Pastors

Quiz: Determine Your Ministry Age

Do your assumptions about leadership reflect the values of your generation?

Leadership Journal October 15, 2009

In recent years we have entered into lengthy discussions about how worship, spiritual formation, and evangelism are transitioning in the church. However, the most crucial area of transition, leadership, has received minimal attention. For more than 35 years, I have been overseeing the ministry of young InterVarsity staff and college student leaders. In that time I have seen a significant swing in how these young leaders view leadership. The emerging generation of leaders desires a context that fosters community, trust, journey, vision, and empowerment.

If we are going to transition the church to the next generation, both existing and emerging leaders will need to understand and appreciate each other’s values. This quiz, developed in conjunction with the editors of Leadership, is a helpful start.

This tool is intended to foster dialogue between older and younger leaders about their divergent views and contribute to greater understanding between the generations. No test can fully reveal the nuances that exist within an entire generation, and you may agree with more than one answer for a question. Mark the answer that best fits your approach to leadership.

Take the quiz at LeadershipJournal.net and then come back to Ur to discuss your findings.

How did you score?

Tally your ministry age by adding the numbers for each of your answers. (For example, if you selected answer number 3, that equals 3 points.) Your total score will determine your ministry age.

My Ministry Age _______________

Ages 25 – 41 Younger Leaders

Ages 42 – 58 Pragmatic Leaders

Ages 59 – 75 Traditional Leaders

Your Age, Our Analysis

It is possible that your “ministry age” is incongruent with your actual age. This is precisely the intent of the quiz. Ministry perspective may, or may not, be a direct product of one’s generation. A younger leader may fall into the Traditional or Pragmatic categories because he or she is more concerned about doctrine or effectiveness. Similarly, an older leader may discover he or she has more in common with those younger in spirit. In either case a better understanding of one’s own leadership style is critical for healthier team dynamics.

This begins by understanding the context from which each leadership style emerged and the different strengths each brings to the church and its mission. The Traditional leaders were at the forefront of the church from 1950 to 1970. They came into prominence soon after World War II, when people longed for stability and when the church was embroiled in significant theological battles. These leaders wanted to ensure the church’s survival, remain doctrinally pure, and lead in an orderly manner.

By the 1970s, a new generation of leaders was less concerned about denominational stability and more concerned with helping the church become more effective in a rapidly changing culture. These Pragmatic leaders dominated church leadership from 1970 until 2000. They incorporated the successful management practices of companies like GE and IBM to assist in church expansion. Excellence in programs, effectiveness in strategy, and relevance in teaching that led to numerical growth was the goal of these leaders.

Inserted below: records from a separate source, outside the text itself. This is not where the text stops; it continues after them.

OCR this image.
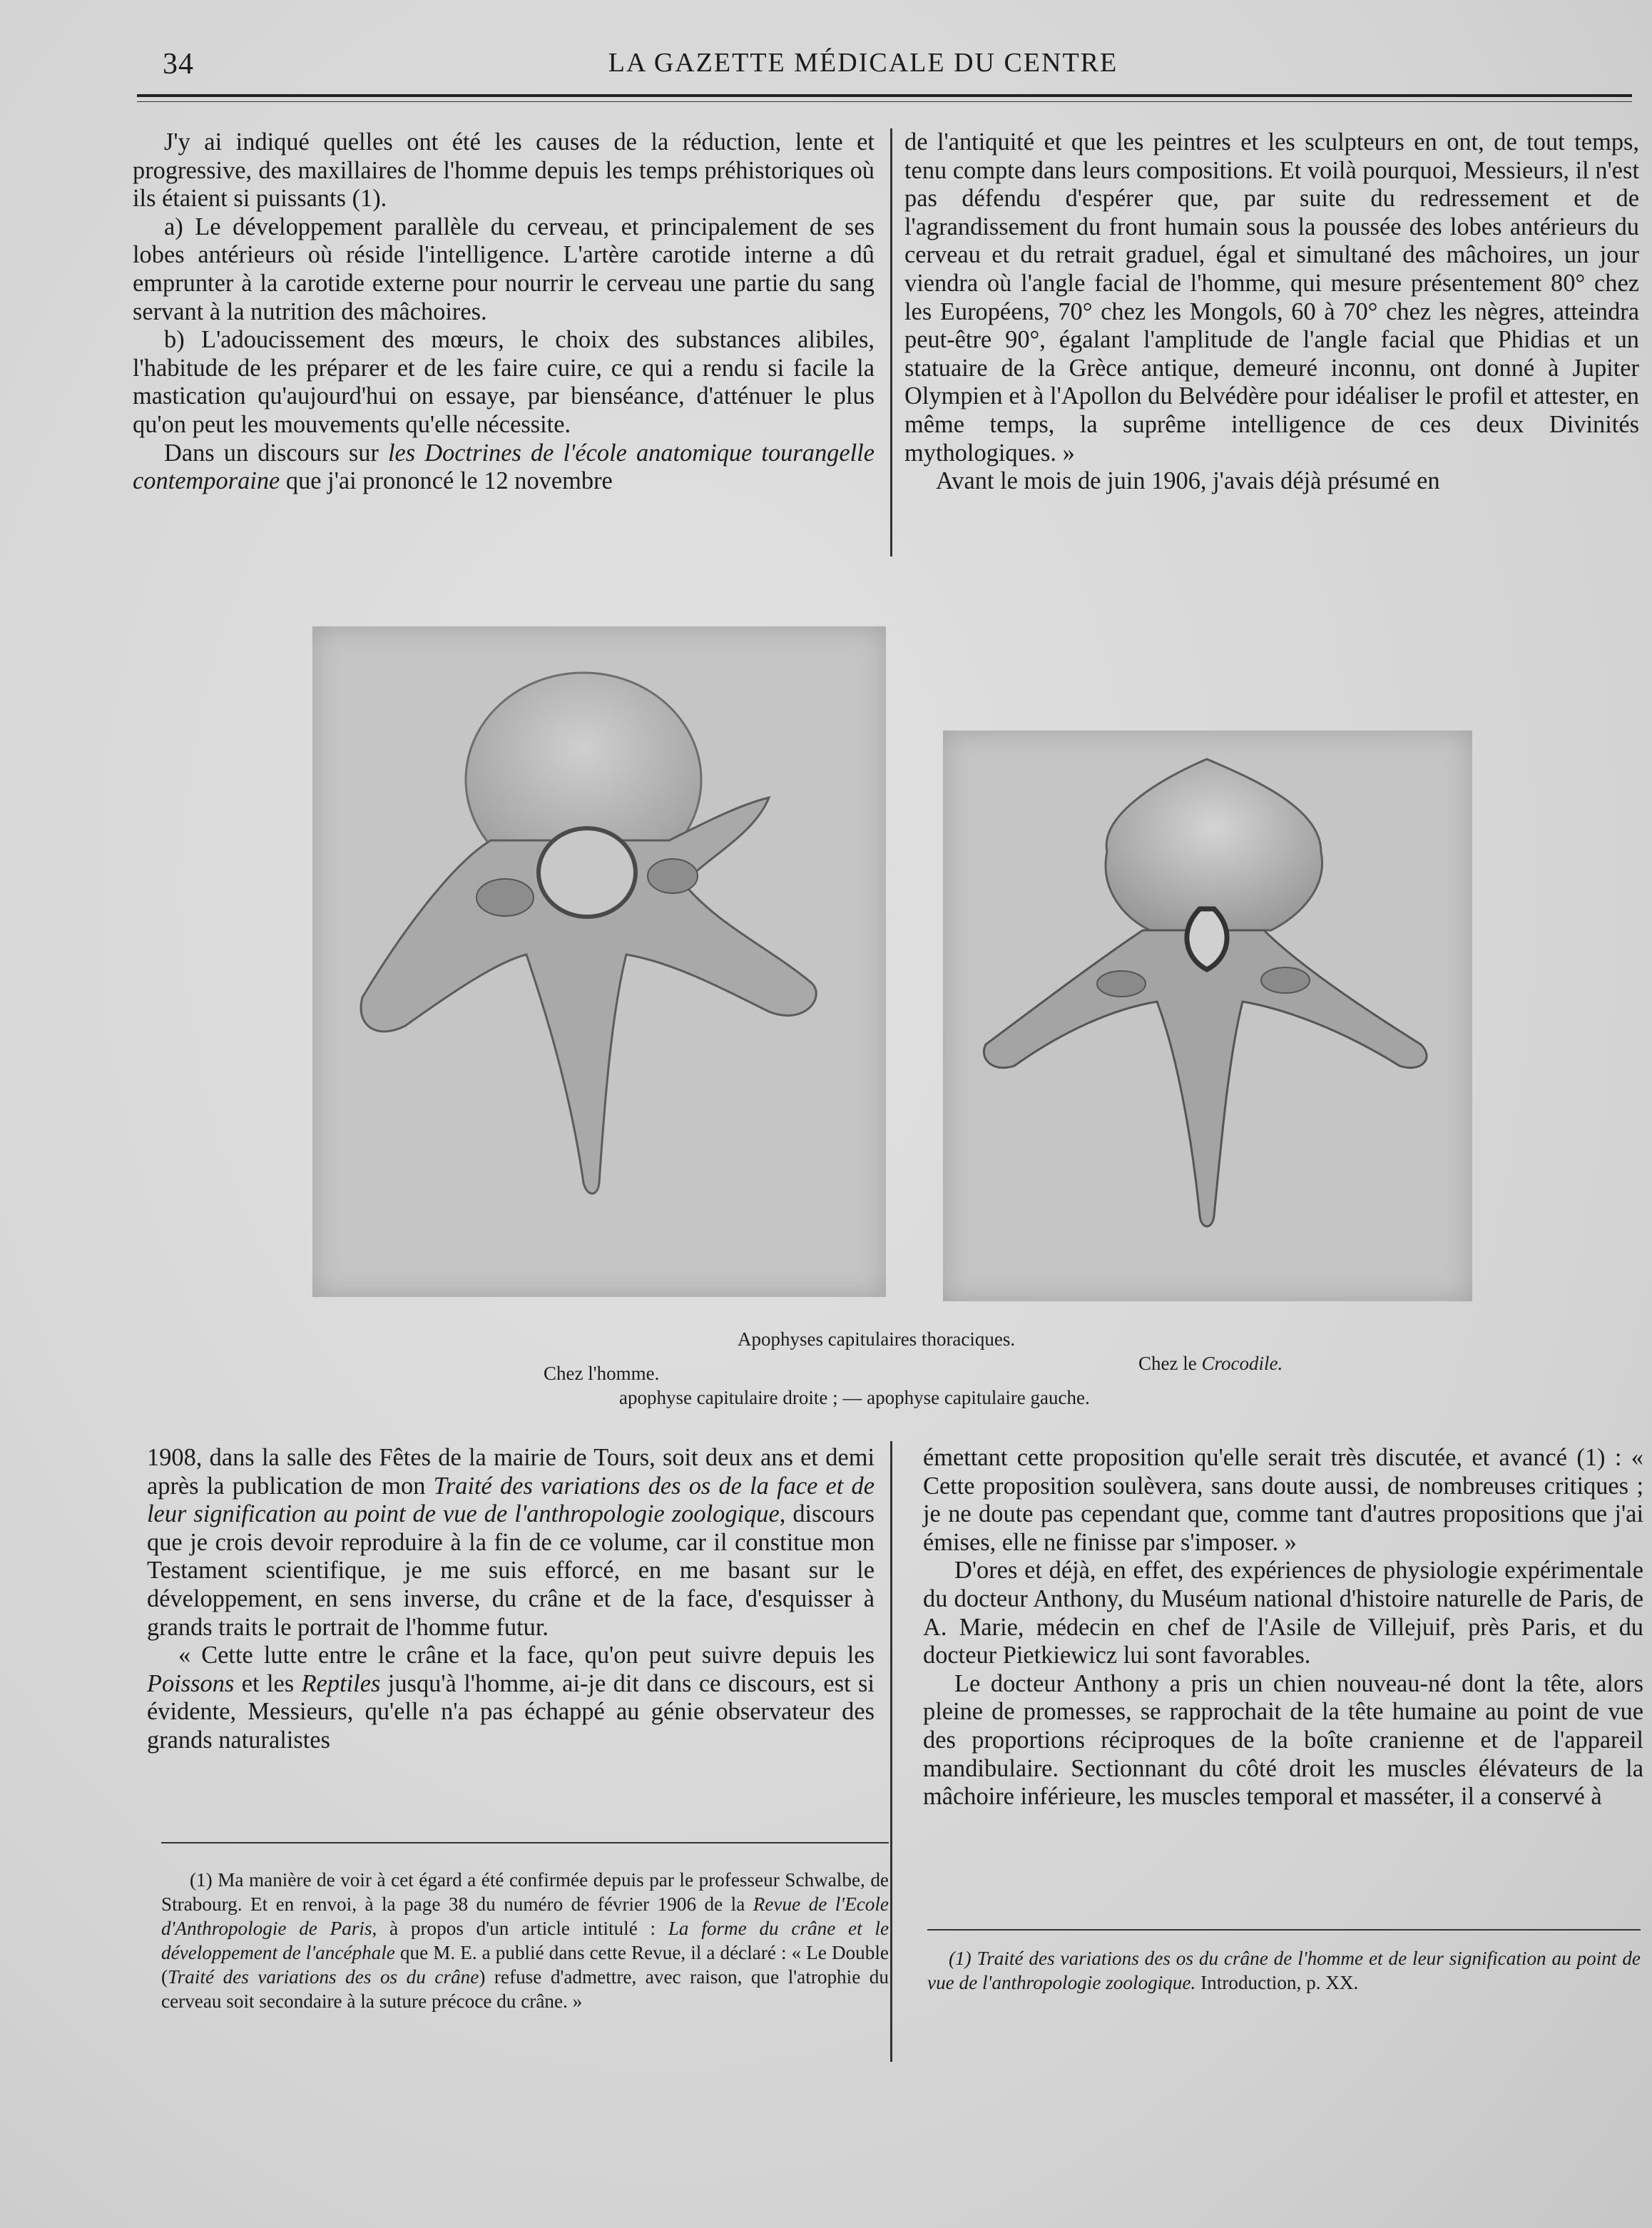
34	LA GAZETTE MÉDICALE DU CENTRE

J'y ai indiqué quelles ont été les causes de la réduction, lente et progressive, des maxillaires de l'homme depuis les temps préhistoriques où ils étaient si puissants (1).

a) Le développement parallèle du cerveau, et principalement de ses lobes antérieurs où réside l'intelligence. L'artère carotide interne a dû emprunter à la carotide externe pour nourrir le cerveau une partie du sang servant à la nutrition des mâchoires.

b) L'adoucissement des mœurs, le choix des substances alibiles, l'habitude de les préparer et de les faire cuire, ce qui a rendu si facile la mastication qu'aujourd'hui on essaye, par bienséance, d'atténuer le plus qu'on peut les mouvements qu'elle nécessite.

Dans un discours sur les Doctrines de l'école anatomique tourangelle contemporaine que j'ai prononcé le 12 novembre

de l'antiquité et que les peintres et les sculpteurs en ont, de tout temps, tenu compte dans leurs compositions. Et voilà pourquoi, Messieurs, il n'est pas défendu d'espérer que, par suite du redressement et de l'agrandissement du front humain sous la poussée des lobes antérieurs du cerveau et du retrait graduel, égal et simultané des mâchoires, un jour viendra où l'angle facial de l'homme, qui mesure présentement 80° chez les Européens, 70° chez les Mongols, 60 à 70° chez les nègres, atteindra peut-être 90°, égalant l'amplitude de l'angle facial que Phidias et un statuaire de la Grèce antique, demeuré inconnu, ont donné à Jupiter Olympien et à l'Apollon du Belvédère pour idéaliser le profil et attester, en même temps, la suprême intelligence de ces deux Divinités mythologiques. »

Avant le mois de juin 1906, j'avais déjà présumé en

Apophyses capitulaires thoraciques.
Chez l'homme.	Chez le Crocodile.
apophyse capitulaire droite ; — apophyse capitulaire gauche.

1908, dans la salle des Fêtes de la mairie de Tours, soit deux ans et demi après la publication de mon Traité des variations des os de la face et de leur signification au point de vue de l'anthropologie zoologique, discours que je crois devoir reproduire à la fin de ce volume, car il constitue mon Testament scientifique, je me suis efforcé, en me basant sur le développement, en sens inverse, du crâne et de la face, d'esquisser à grands traits le portrait de l'homme futur.

« Cette lutte entre le crâne et la face, qu'on peut suivre depuis les Poissons et les Reptiles jusqu'à l'homme, ai-je dit dans ce discours, est si évidente, Messieurs, qu'elle n'a pas échappé au génie observateur des grands naturalistes

émettant cette proposition qu'elle serait très discutée, et avancé (1) : « Cette proposition soulèvera, sans doute aussi, de nombreuses critiques ; je ne doute pas cependant que, comme tant d'autres propositions que j'ai émises, elle ne finisse par s'imposer. »

D'ores et déjà, en effet, des expériences de physiologie expérimentale du docteur Anthony, du Muséum national d'histoire naturelle de Paris, de A. Marie, médecin en chef de l'Asile de Villejuif, près Paris, et du docteur Pietkiewicz lui sont favorables.

Le docteur Anthony a pris un chien nouveau-né dont la tête, alors pleine de promesses, se rapprochait de la tête humaine au point de vue des proportions réciproques de la boîte cranienne et de l'appareil mandibulaire. Sectionnant du côté droit les muscles élévateurs de la mâchoire inférieure, les muscles temporal et masséter, il a conservé à

(1) Ma manière de voir à cet égard a été confirmée depuis par le professeur Schwalbe, de Strabourg. Et en renvoi, à la page 38 du numéro de février 1906 de la Revue de l'Ecole d'Anthropologie de Paris, à propos d'un article intitulé : La forme du crâne et le développement de l'ancéphale que M. E. a publié dans cette Revue, il a déclaré : « Le Double (Traité des variations des os du crâne) refuse d'admettre, avec raison, que l'atrophie du cerveau soit secondaire à la suture précoce du crâne. »

(1) Traité des variations des os du crâne de l'homme et de leur signification au point de vue de l'anthropologie zoologique. Introduction, p. XX.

In the late 1990s, younger leaders began to question the pragmatism of the earlier generation. These leaders have been increasingly influential in the church since 2000. They are more concerned about authenticity than excellence, recognizing that churches need to be loving, vulnerable communities if they are going to draw a skeptical generation toward faith. For them, leadership needs to stem more from cooperation and trust than from individual competency or measurable effectiveness. These values have made the Traditional leaders nervous that the Younger focus too much on belonging and not enough on believing. And the Pragmatic leaders are concerned that Younger leaders are not as committed to quantitative growth as they are to qualitative growth.

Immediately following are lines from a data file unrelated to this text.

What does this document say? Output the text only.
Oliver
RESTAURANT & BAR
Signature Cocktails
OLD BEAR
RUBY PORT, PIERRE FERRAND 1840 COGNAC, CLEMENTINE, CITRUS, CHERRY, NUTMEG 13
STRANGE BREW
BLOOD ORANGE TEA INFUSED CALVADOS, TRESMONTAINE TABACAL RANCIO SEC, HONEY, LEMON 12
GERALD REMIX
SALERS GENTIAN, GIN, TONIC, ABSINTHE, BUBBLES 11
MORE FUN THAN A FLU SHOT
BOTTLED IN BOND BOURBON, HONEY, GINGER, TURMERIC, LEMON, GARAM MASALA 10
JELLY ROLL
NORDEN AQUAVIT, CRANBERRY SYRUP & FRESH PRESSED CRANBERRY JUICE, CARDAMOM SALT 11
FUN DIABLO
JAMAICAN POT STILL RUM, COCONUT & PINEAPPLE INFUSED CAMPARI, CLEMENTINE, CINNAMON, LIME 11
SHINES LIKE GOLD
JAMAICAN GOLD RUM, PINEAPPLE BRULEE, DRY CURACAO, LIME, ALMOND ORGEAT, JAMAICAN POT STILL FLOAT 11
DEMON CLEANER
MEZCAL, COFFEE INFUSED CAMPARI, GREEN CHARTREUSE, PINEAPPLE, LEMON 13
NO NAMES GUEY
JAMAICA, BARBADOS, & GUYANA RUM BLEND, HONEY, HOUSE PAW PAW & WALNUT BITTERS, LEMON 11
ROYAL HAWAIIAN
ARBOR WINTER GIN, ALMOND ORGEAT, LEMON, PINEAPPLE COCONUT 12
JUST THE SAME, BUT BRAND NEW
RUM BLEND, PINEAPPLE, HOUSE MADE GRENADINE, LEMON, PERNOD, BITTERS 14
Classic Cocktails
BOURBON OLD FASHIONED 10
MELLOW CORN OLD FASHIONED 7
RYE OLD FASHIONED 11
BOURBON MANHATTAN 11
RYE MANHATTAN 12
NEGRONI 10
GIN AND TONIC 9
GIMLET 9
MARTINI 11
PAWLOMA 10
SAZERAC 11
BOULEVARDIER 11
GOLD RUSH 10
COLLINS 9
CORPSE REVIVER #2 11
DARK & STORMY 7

The church needs all three types of leaders, and they need each other. We need the church to remain doctrinally pure, and we should desire more people to become followers of Christ. However, as I continue to work with younger leaders, I am convinced that if the church is going to thrive in this emerging culture, then we who are more traditional and pragmatic need to willingly and gradually hand over the leadership of the church to the younger generation. But the Younger must also be willing to listen to the wisdom of those who have preceded them.

As you discuss the results of the quiz with others on your leadership team, I hope the sharing will lead to an ongoing dialogue about why you lead the way you do, why divergent values may be the root of some conflicts, and ultimately what type of leadership is needed to carry the mission of the church into the future.

Jimmy Long is the Blue Ridge Regional Director for InterVarsity Christian Fellowship and author of The Leadership Jump.